Three dimensional (3D) ultrasounds with 20 kHz frequency and 14–22 μm amplitudes were applied to the solidification process of Mg_97.7Y_1.4Al_0.9 alloy. With the increase of ultrasonic dimension and amplitude, both the primary Al₂Y particles and the principal α-Mg phase were significantly refined in combination with an increased proportion of Al₂Y/α-Mg parallel growth interfaces, while the eutectic Al₂Y phase changed from long strip to fine granular shape. The dynamic solidification mechanism was further explained on the basis of in-situ acoustic spectrum measurements. It was found that once tiny primary Al₂Y and α-Mg nuclei formed, they immediately strengthened acoustic field by facilitating bubble formation at their solid/liquid interfaces, and the subsequent bubble oscillation and collapsing in turn promoted their further nucleation by improving wettability and increasing local undercooling. The ultrasonically solidified alloy showed superior mechanical performances as compared with static solidification structures. The maximum tensile strength and plasticity achieved 271 MPa and 12.8% which were 1.41 and 1.36 times higher than static values, and the high temperature creep properties were enhanced as well.

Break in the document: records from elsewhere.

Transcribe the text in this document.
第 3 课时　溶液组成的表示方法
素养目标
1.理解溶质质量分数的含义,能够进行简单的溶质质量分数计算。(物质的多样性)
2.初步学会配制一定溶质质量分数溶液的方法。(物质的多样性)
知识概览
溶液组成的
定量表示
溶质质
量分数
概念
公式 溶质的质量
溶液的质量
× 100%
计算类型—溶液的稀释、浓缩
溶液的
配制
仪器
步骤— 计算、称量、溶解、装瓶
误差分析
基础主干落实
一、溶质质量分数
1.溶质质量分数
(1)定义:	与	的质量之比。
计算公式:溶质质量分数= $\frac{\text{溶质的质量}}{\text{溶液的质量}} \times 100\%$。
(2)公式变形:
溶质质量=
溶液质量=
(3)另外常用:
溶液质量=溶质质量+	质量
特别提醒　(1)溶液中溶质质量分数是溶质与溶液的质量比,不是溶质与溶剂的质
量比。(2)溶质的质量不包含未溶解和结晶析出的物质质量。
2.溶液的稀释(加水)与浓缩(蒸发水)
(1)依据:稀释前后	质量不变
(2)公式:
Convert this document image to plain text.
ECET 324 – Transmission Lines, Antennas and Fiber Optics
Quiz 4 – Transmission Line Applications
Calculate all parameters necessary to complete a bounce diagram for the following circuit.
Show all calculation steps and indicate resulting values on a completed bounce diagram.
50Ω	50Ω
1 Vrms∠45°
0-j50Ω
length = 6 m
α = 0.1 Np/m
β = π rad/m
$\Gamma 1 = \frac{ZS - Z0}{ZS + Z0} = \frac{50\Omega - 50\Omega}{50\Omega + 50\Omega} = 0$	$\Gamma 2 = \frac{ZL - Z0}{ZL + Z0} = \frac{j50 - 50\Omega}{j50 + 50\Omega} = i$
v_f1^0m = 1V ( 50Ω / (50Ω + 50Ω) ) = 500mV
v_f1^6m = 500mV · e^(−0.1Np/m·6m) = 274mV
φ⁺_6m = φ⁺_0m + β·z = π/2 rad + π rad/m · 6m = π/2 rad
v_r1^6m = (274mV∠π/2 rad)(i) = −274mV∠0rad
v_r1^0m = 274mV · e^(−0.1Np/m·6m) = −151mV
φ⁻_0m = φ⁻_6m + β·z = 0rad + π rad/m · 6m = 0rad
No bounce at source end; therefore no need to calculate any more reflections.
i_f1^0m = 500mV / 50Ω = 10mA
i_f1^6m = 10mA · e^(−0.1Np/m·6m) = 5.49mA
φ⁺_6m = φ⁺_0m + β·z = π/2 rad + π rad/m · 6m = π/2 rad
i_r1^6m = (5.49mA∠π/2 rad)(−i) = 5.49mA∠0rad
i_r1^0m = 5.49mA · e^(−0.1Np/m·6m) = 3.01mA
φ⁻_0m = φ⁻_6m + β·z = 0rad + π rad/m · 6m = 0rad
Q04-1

将频率为 20 kHz、振幅为 14-22 μm 的三维 (3D) 超声应用于 Mg _97.7 Y _1.4 Al _0.9合金的凝固过程。随着超声尺寸和振幅的增加，初生 Al _{2 Y 颗粒和主 α-Mg 相均显着细化，同时 Al 2} Y/α-Mg 平行生长界面比例增加，而共晶 Al ₂ Y相由长条状变为细粒状。在原位声谱测量的基础上进一步解释了动态凝固机制。发现曾经微小的初生Al ₂Y 和 α-Mg 核形成后，它们通过促进其固/液界面处的气泡形成立即增强了声场，随后的气泡振荡和破裂反过来又通过改善润湿性和增加局部过冷度促进了它们的进一步成核。与静态凝固结构相比，超声凝固合金表现出优异的机械性能。最大抗拉强度和塑性达到271 MPa和12.8%，分别是静态值的1.41和1.36倍，高温蠕变性能也得到了提高。